Trent simply stood there looking down, a reasonable response. He tried to conceive the inconceivable, and eventually he acknowledged what lay before his eyes:

This guy's not in the navy. He's a fucking alien-

A final squint showed him what he'd been looking for all along. A small, rectangular plate on a cord around the figure's neck.

Trent leaned over and looked.

-:, the plate read.

His mind churned as he continued to stare. Then the next thing he knew, an impulse caused him to dash out of the clearing and hide.

Why?

He'd heard footsteps thrashing through the woods.

Trent prayed it was Nora and Loren ... but he knew that would not be the case.

Two more figures in the same black gear entered the clearing and stopped at the corpse.

Trent held his breath, gun in sweaty hand.

The figures seemed to be communicating, yet no words could be heard. Radio gear inside their hoods? It didn't matter. They looked back and forth at each other, glancing alternately at the body of their comrade.
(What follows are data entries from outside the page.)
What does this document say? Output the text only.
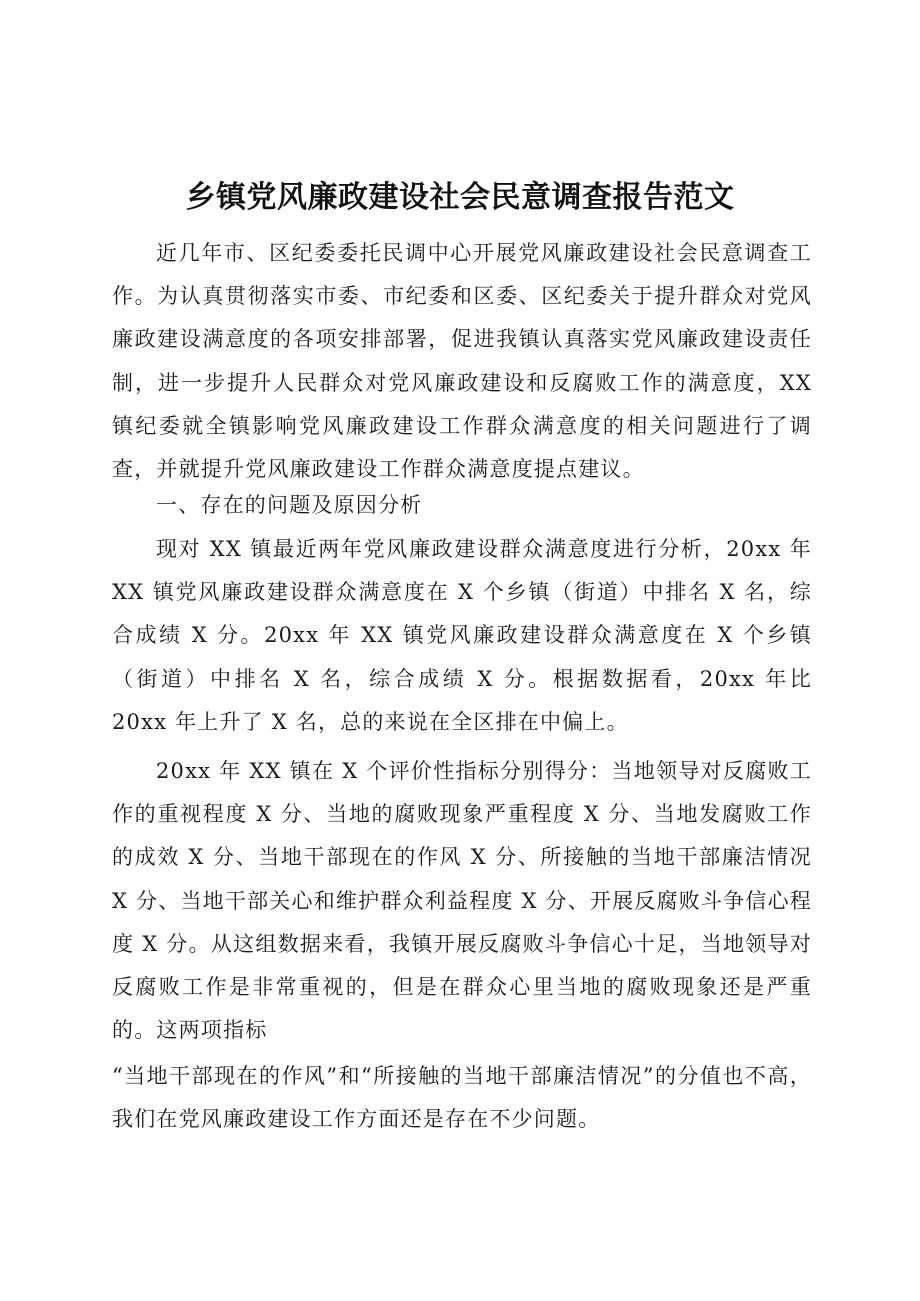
乡镇党风廉政建设社会民意调查报告范文

近几年市、区纪委委托民调中心开展党风廉政建设社会民意调查工作。为认真贯彻落实市委、市纪委和区委、区纪委关于提升群众对党风廉政建设满意度的各项安排部署，促进我镇认真落实党风廉政建设责任制，进一步提升人民群众对党风廉政建设和反腐败工作的满意度，XX 镇纪委就全镇影响党风廉政建设工作群众满意度的相关问题进行了调查，并就提升党风廉政建设工作群众满意度提点建议。

一、存在的问题及原因分析

现对 XX 镇最近两年党风廉政建设群众满意度进行分析，20xx 年 XX 镇党风廉政建设群众满意度在 X 个乡镇（街道）中排名 X 名，综合成绩 X 分。20xx 年 XX 镇党风廉政建设群众满意度在 X 个乡镇（街道）中排名 X 名，综合成绩 X 分。根据数据看，20xx 年比 20xx 年上升了 X 名，总的来说在全区排在中偏上。

20xx 年 XX 镇在 X 个评价性指标分别得分：当地领导对反腐败工作的重视程度 X 分、当地的腐败现象严重程度 X 分、当地发腐败工作的成效 X 分、当地干部现在的作风 X 分、所接触的当地干部廉洁情况 X 分、当地干部关心和维护群众利益程度 X 分、开展反腐败斗争信心程度 X 分。从这组数据来看，我镇开展反腐败斗争信心十足，当地领导对反腐败工作是非常重视的，但是在群众心里当地的腐败现象还是严重的。这两项指标

“当地干部现在的作风”和“所接触的当地干部廉洁情况”的分值也不高，我们在党风廉政建设工作方面还是存在不少问题。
Then one of them produced something that looked like a pen. When he aimed it at the corpse, something issued from the "pen's" tip. Trent absurdly thought of Silly String, but this stuff was black.
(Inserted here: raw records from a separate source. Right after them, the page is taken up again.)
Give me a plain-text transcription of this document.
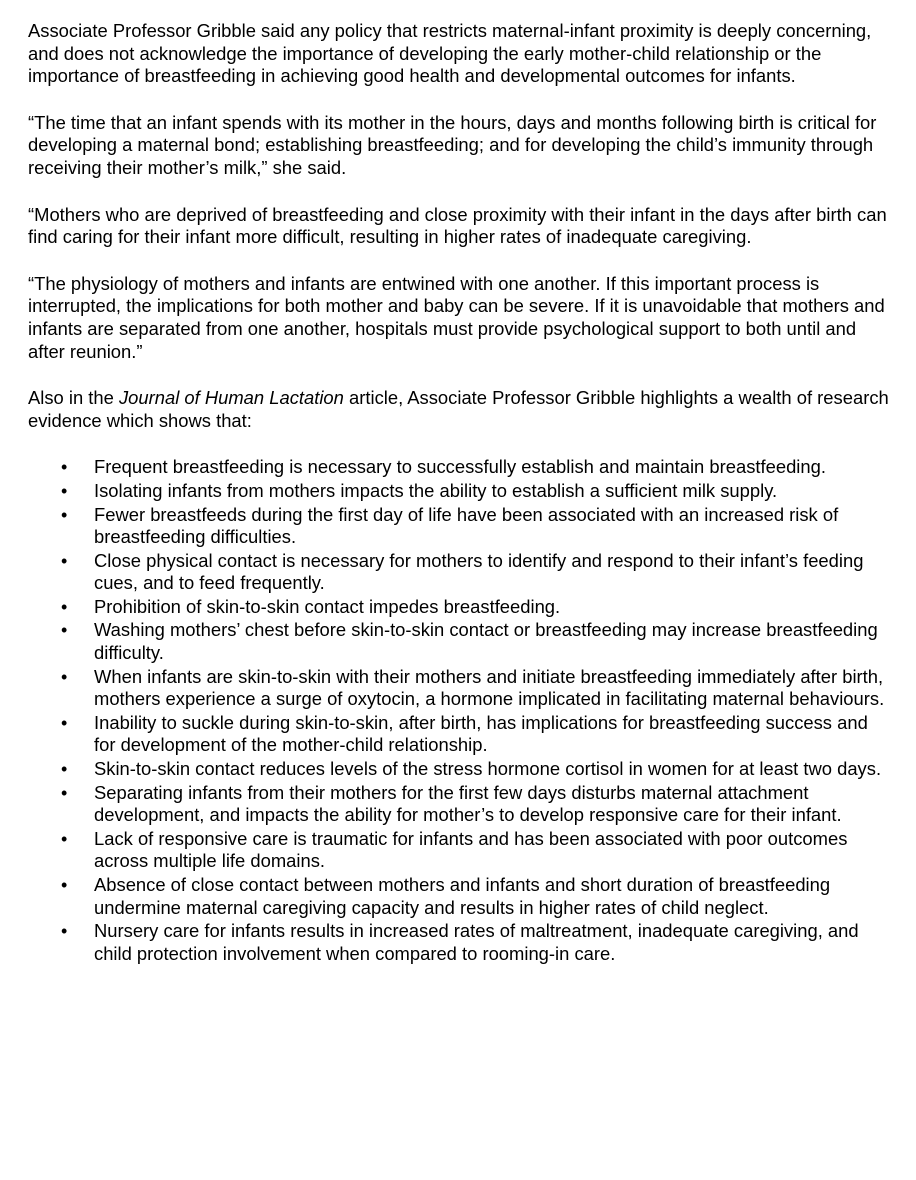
Associate Professor Gribble said any policy that restricts maternal-infant proximity is deeply concerning, and does not acknowledge the importance of developing the early mother-child relationship or the importance of breastfeeding in achieving good health and developmental outcomes for infants.

“The time that an infant spends with its mother in the hours, days and months following birth is critical for developing a maternal bond; establishing breastfeeding; and for developing the child’s immunity through receiving their mother’s milk,” she said.

“Mothers who are deprived of breastfeeding and close proximity with their infant in the days after birth can find caring for their infant more difficult, resulting in higher rates of inadequate caregiving.

“The physiology of mothers and infants are entwined with one another. If this important process is interrupted, the implications for both mother and baby can be severe. If it is unavoidable that mothers and infants are separated from one another, hospitals must provide psychological support to both until and after reunion.”

Also in the Journal of Human Lactation article, Associate Professor Gribble highlights a wealth of research evidence which shows that:

• Frequent breastfeeding is necessary to successfully establish and maintain breastfeeding.
• Isolating infants from mothers impacts the ability to establish a sufficient milk supply.
• Fewer breastfeeds during the first day of life have been associated with an increased risk of breastfeeding difficulties.
• Close physical contact is necessary for mothers to identify and respond to their infant’s feeding cues, and to feed frequently.
• Prohibition of skin-to-skin contact impedes breastfeeding.
• Washing mothers’ chest before skin-to-skin contact or breastfeeding may increase breastfeeding difficulty.
• When infants are skin-to-skin with their mothers and initiate breastfeeding immediately after birth, mothers experience a surge of oxytocin, a hormone implicated in facilitating maternal behaviours.
• Inability to suckle during skin-to-skin, after birth, has implications for breastfeeding success and for development of the mother-child relationship.
• Skin-to-skin contact reduces levels of the stress hormone cortisol in women for at least two days.
• Separating infants from their mothers for the first few days disturbs maternal attachment development, and impacts the ability for mother’s to develop responsive care for their infant.
• Lack of responsive care is traumatic for infants and has been associated with poor outcomes across multiple life domains.
• Absence of close contact between mothers and infants and short duration of breastfeeding undermine maternal caregiving capacity and results in higher rates of child neglect.
• Nursery care for infants results in increased rates of maltreatment, inadequate caregiving, and child protection involvement when compared to rooming-in care.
The man sprayed the pen back and forth, eventually covering the corpse in a bizarre black web.

Then the two figures walked away.

Trent kept his eyes on the webbed corpse. He heard a definite hissing sound, then saw bluish, sooty smoke rising.

By the time a full minute had ticked by, the web had completely disintegrated the corpse, and itself.

Trent walked back out to look more closely.

The area where the corpse had lain was clear. It was as though the corpse had never been there at all.

(II)

Nora's and Loren's mouths hung open as they kept their eyes nailed to the monitor.

The hundred-foot-long submarine had fully surfaced now, and sat there in the frame, floating on the calm water. It shone black in the sun. Modest fins could be seen forward and aft of the perfectly cylindrical hull, yet the ends weren't rounded or pointed like typical subs. There was no conning tower. There were no windows.

And there was no propeller.

"I've never seen a submersible like that," Loren said. "No prop? Must be impeller-driven but ... I don't see any intakes for the impellers."

"Loren, I don't see any anything on that. It looks like a giant black Pringles can sitting in the water."

The monitor frame continued to flash.

Then the vessel began to rise.

More slack-jawed silence as Nora and Loren tried to comprehend what their eyes were seeing on the screen.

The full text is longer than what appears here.